From afar, Hong Seon Jang’s sculptural cityscapes look like models from a city planner’s office. But upon closer inspection, we can see that each rising building and skyscraper is capped with a letter of the alphabet! The mini metropolises are in fact meticulously arranged conglomerations of disused typesets.
Jang’s “Type City” is part of a solo show of the artist’s work at David B. Smith Gallery in Denver, Colorado. The letterpress and wood sculpture stretches just two feet by 11 inches, but rises to 14 inches. Despite the small volume, a massive amount of tiny disused metal pieces were used to build up the incredible relief.

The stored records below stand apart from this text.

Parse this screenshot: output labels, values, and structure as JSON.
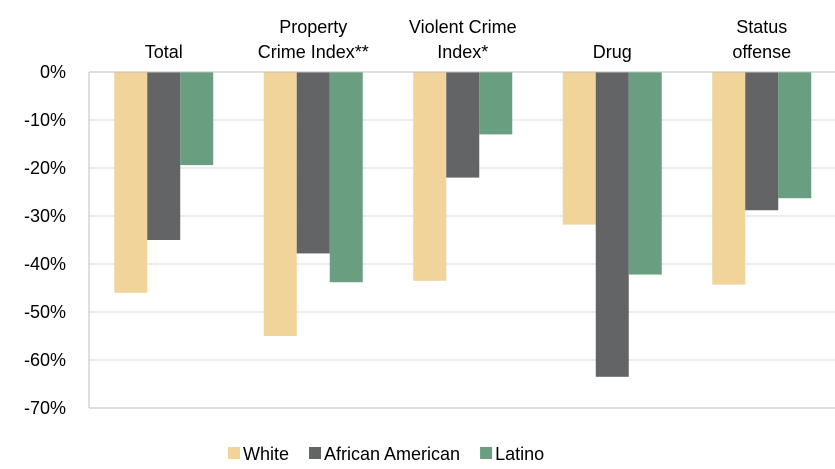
{
  "chart_data": {
    "type": "bar",
    "categories": [
      [
        "Total"
      ],
      [
        "Property",
        "Crime Index**"
      ],
      [
        "Violent Crime",
        "Index*"
      ],
      [
        "Drug"
      ],
      [
        "Status",
        "offense"
      ]
    ],
    "series": [
      {
        "name": "White",
        "color": "#f0d49a",
        "values": [
          -46,
          -55,
          -43.5,
          -31.8,
          -44.3
        ]
      },
      {
        "name": "African American",
        "color": "#636466",
        "values": [
          -35,
          -37.8,
          -22,
          -63.5,
          -28.8
        ]
      },
      {
        "name": "Latino",
        "color": "#6a9e80",
        "values": [
          -19.4,
          -43.8,
          -13,
          -42.2,
          -26.3
        ]
      }
    ],
    "yticks": [
      {
        "value": 0,
        "label": "0%"
      },
      {
        "value": -10,
        "label": "-10%"
      },
      {
        "value": -20,
        "label": "-20%"
      },
      {
        "value": -30,
        "label": "-30%"
      },
      {
        "value": -40,
        "label": "-40%"
      },
      {
        "value": -50,
        "label": "-50%"
      },
      {
        "value": -60,
        "label": "-60%"
      },
      {
        "value": -70,
        "label": "-70%"
      }
    ],
    "ylim": [
      -70,
      0
    ],
    "grid": true,
    "legend_position": "bottom",
    "gridline_color": "#d9d9d9",
    "axis_color": "#bfbfbf"
  }
}
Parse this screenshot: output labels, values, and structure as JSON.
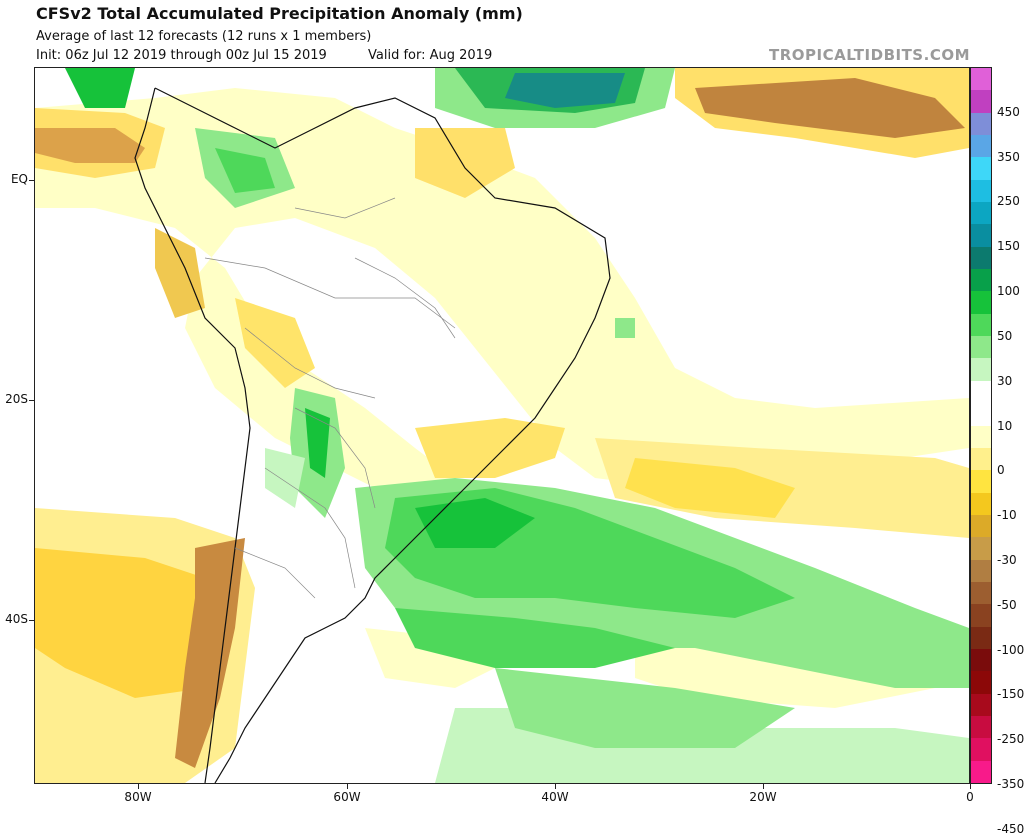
{
  "header": {
    "title": "CFSv2 Total Accumulated Precipitation Anomaly (mm)",
    "subtitle": "Average of last 12 forecasts (12 runs x 1 members)",
    "init": "Init: 06z Jul 12 2019 through 00z Jul 15 2019",
    "valid": "Valid for: Aug 2019",
    "brand": "TROPICALTIDBITS.COM"
  },
  "axes": {
    "lat_labels": [
      "EQ",
      "20S",
      "40S"
    ],
    "lon_labels": [
      "80W",
      "60W",
      "40W",
      "20W",
      "0"
    ]
  },
  "colorbar": {
    "labels": [
      "450",
      "350",
      "250",
      "150",
      "100",
      "50",
      "30",
      "10",
      "0",
      "-10",
      "-30",
      "-50",
      "-100",
      "-150",
      "-250",
      "-350",
      "-450"
    ],
    "colors": [
      "#e060d8",
      "#c040c0",
      "#7e8ed8",
      "#5aa6e6",
      "#3ed7f8",
      "#1ebee2",
      "#0ca6c2",
      "#0a8ea0",
      "#0c7a6e",
      "#08a04a",
      "#16c23a",
      "#4ed85a",
      "#8ee88a",
      "#c6f6c0",
      "#ffffff",
      "#ffffff",
      "#ffffc6",
      "#fff08c",
      "#ffe440",
      "#f4c81e",
      "#dcaa28",
      "#c89c48",
      "#b07e42",
      "#9c5e30",
      "#8a4220",
      "#7a2a14",
      "#7a0c0c",
      "#8c0808",
      "#a80a1c",
      "#c80c40",
      "#e01060",
      "#f81a8a"
    ]
  },
  "map_features": {
    "notes": []
  }
}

“Type City” offers a birds-eye view of a city by the sea. Jang has used the letterpress pieces to create the city’s shoreline, complete with long docks that jut into the water. Grids of streets and low apartment buildings and business are made from small pieces, or longer ones places horizontally. Clusters of skyscrapers spring up in the “downtown” area near the water’s edge. The longer pieces stand up vertically, and the raised letters on their roofs give away their former use.
Type City’s incredible detail harkens the era of miniaturists, which coincidentally are related to the era when letterpresses were commonly used to print newspapers, books and other reading materials. Jang ironically uses the remnants from an obsolete vintage process to create the sprawling metropolis of modern times.